PyData NYC 2022

Human-Friendly, Production-Ready Data Science Stack with Metaflow & Kubernetes
11-10, 13:30–14:15 (America/New_York), Central Park East (6th floor)

There is a pressing need for tools and workflows that meet data scientists where they are. This is also a serious business need: How to enable an organization of data scientists, who are not software engineers by training, to build and deploy end-to-end machine learning workflows and applications independently. In this talk, we discuss the problem space and the approach we took to solving it with Metaflow, the open-source framework we developed at Netflix, which now powers hundreds of business-critical ML projects at Netflix and other companies from bioinformatics and drones to real estate.
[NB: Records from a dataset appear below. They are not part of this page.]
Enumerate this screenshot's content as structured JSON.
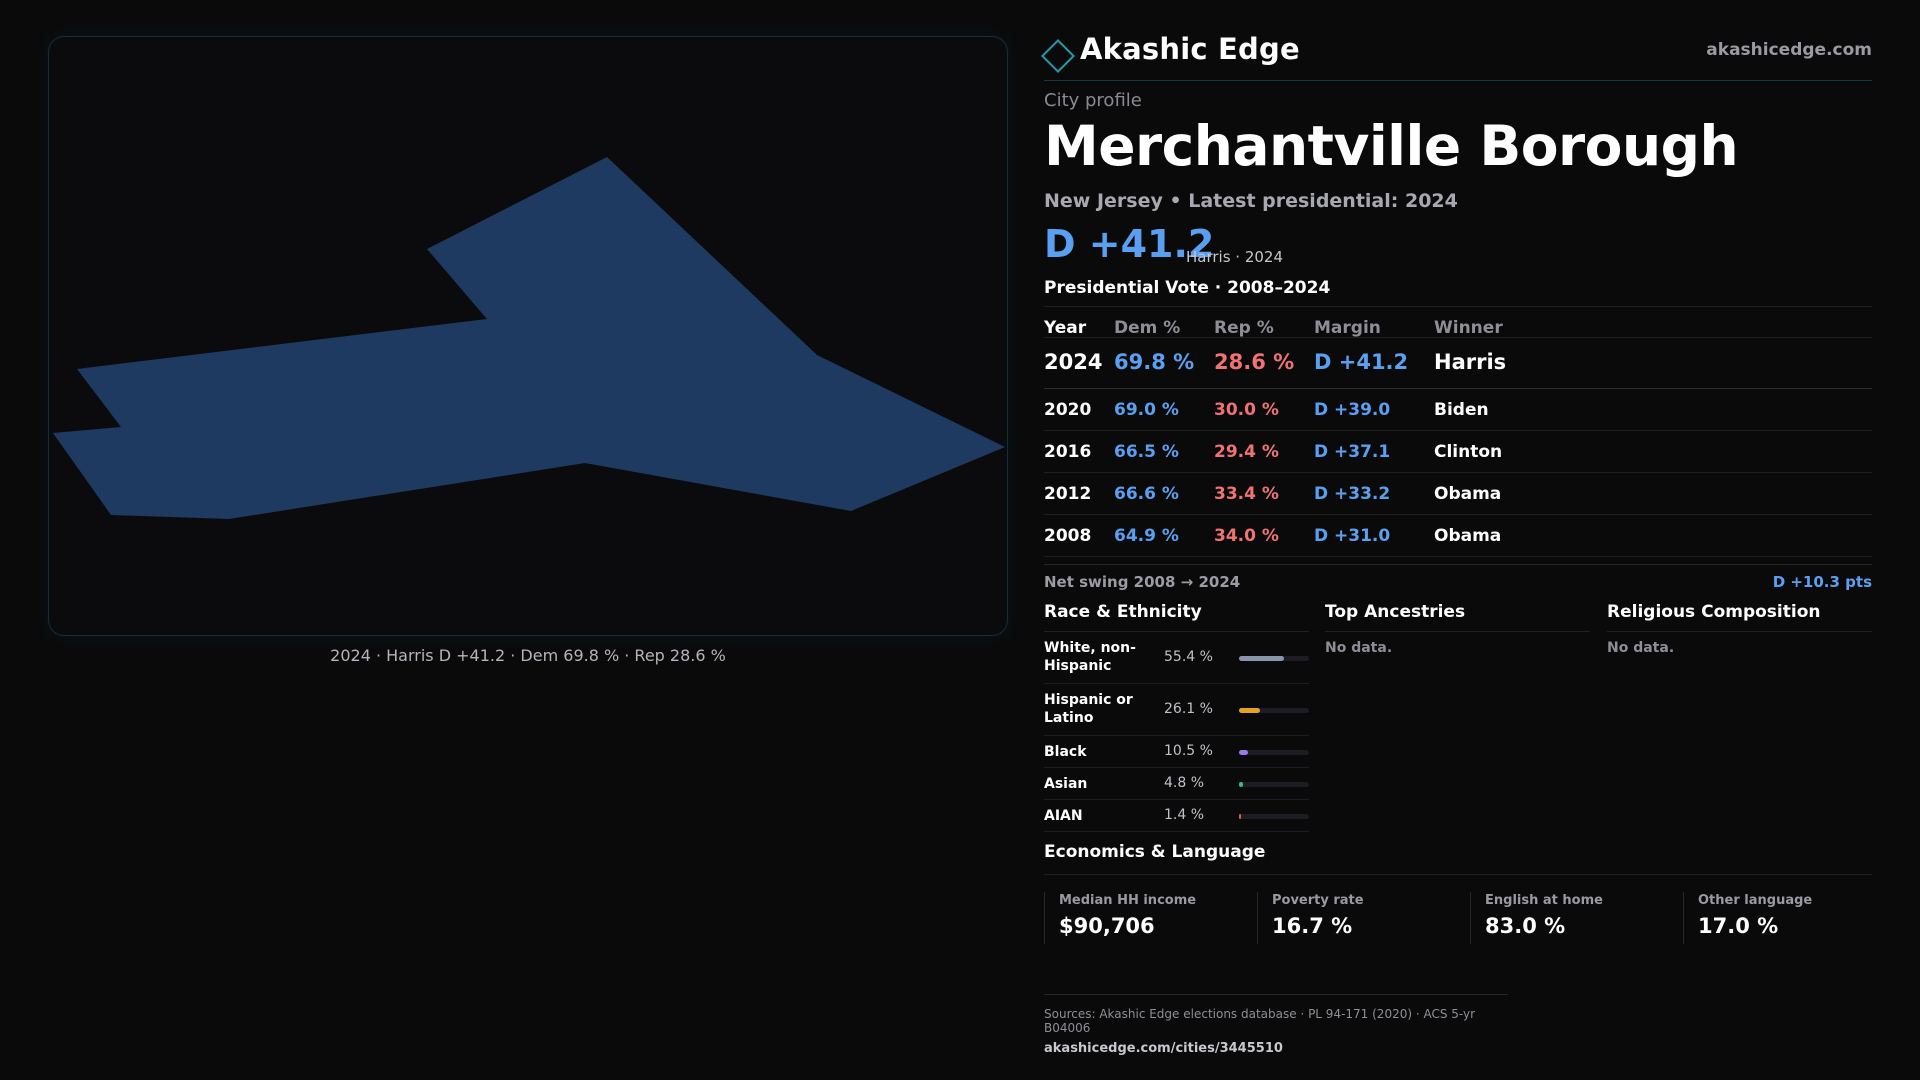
{
  "map": {
    "caption": "2024 · Harris D +41.2 · Dem 69.8 % · Rep 28.6 %",
    "fill_color": "#1f3a60"
  },
  "header": {
    "brand": "Akashic Edge",
    "site": "akashicedge.com",
    "accent_color": "#1e9aa8"
  },
  "profile": {
    "eyebrow": "City profile",
    "title": "Merchantville Borough",
    "subtitle": "New Jersey • Latest presidential: 2024",
    "margin": "D +41.2",
    "margin_note": "Harris · 2024"
  },
  "vote_table": {
    "title": "Presidential Vote · 2008–2024",
    "columns": [
      "Year",
      "Dem %",
      "Rep %",
      "Margin",
      "Winner"
    ],
    "rows": [
      {
        "year": "2024",
        "dem": "69.8 %",
        "rep": "28.6 %",
        "margin": "D +41.2",
        "winner": "Harris"
      },
      {
        "year": "2020",
        "dem": "69.0 %",
        "rep": "30.0 %",
        "margin": "D +39.0",
        "winner": "Biden"
      },
      {
        "year": "2016",
        "dem": "66.5 %",
        "rep": "29.4 %",
        "margin": "D +37.1",
        "winner": "Clinton"
      },
      {
        "year": "2012",
        "dem": "66.6 %",
        "rep": "33.4 %",
        "margin": "D +33.2",
        "winner": "Obama"
      },
      {
        "year": "2008",
        "dem": "64.9 %",
        "rep": "34.0 %",
        "margin": "D +31.0",
        "winner": "Obama"
      }
    ],
    "dem_color": "#5aa0f2",
    "rep_color": "#f07272"
  },
  "swing": {
    "label": "Net swing 2008 → 2024",
    "value": "D +10.3 pts"
  },
  "race": {
    "title": "Race & Ethnicity",
    "rows": [
      {
        "name": "White, non-Hispanic",
        "pct": "55.4 %",
        "share": 0.554,
        "color": "#8a94ac"
      },
      {
        "name": "Hispanic or Latino",
        "pct": "26.1 %",
        "share": 0.261,
        "color": "#e6a21e"
      },
      {
        "name": "Black",
        "pct": "10.5 %",
        "share": 0.105,
        "color": "#9a7ae8"
      },
      {
        "name": "Asian",
        "pct": "4.8 %",
        "share": 0.048,
        "color": "#2bbf8a"
      },
      {
        "name": "AIAN",
        "pct": "1.4 %",
        "share": 0.014,
        "color": "#d6663a"
      }
    ]
  },
  "ancestries": {
    "title": "Top Ancestries",
    "empty": "No data."
  },
  "religion": {
    "title": "Religious Composition",
    "empty": "No data."
  },
  "economics": {
    "title": "Economics & Language",
    "stats": [
      {
        "label": "Median HH income",
        "value": "$90,706"
      },
      {
        "label": "Poverty rate",
        "value": "16.7 %"
      },
      {
        "label": "English at home",
        "value": "83.0 %"
      },
      {
        "label": "Other language",
        "value": "17.0 %"
      }
    ]
  },
  "footer": {
    "sources": "Sources: Akashic Edge elections database · PL 94-171 (2020) · ACS 5-yr B04006",
    "url": "akashicedge.com/cities/3445510"
  }
}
We wanted to provide the best possible user experience for data scientists, allowing them to focus on parts they like (modeling using their favorite off-the-shelf libraries) while providing robust built-in solutions for the foundational infrastructure: data, compute, orchestration, and versioning.


In this talk, you will learn about

  • What to expect from a modern ML infrastructure stack.
  • Using tools such as Metaflow & Kubernetes to boost the productivity of your data science organization, based on lessons learned from Netflix and many other companies.
  • Deployment strategies for a full stack of ML infrastructure that plays nicely with your existing systems and policies.

Prior Knowledge Expected

No previous knowledge expected

Savin is the co-founder and CTO of Outerbounds - where his team is building the modern ML stack to accelerate the impact of data science. Previously, he was at Netflix, where he built and open-sourced Metaflow, a full stack framework for data science.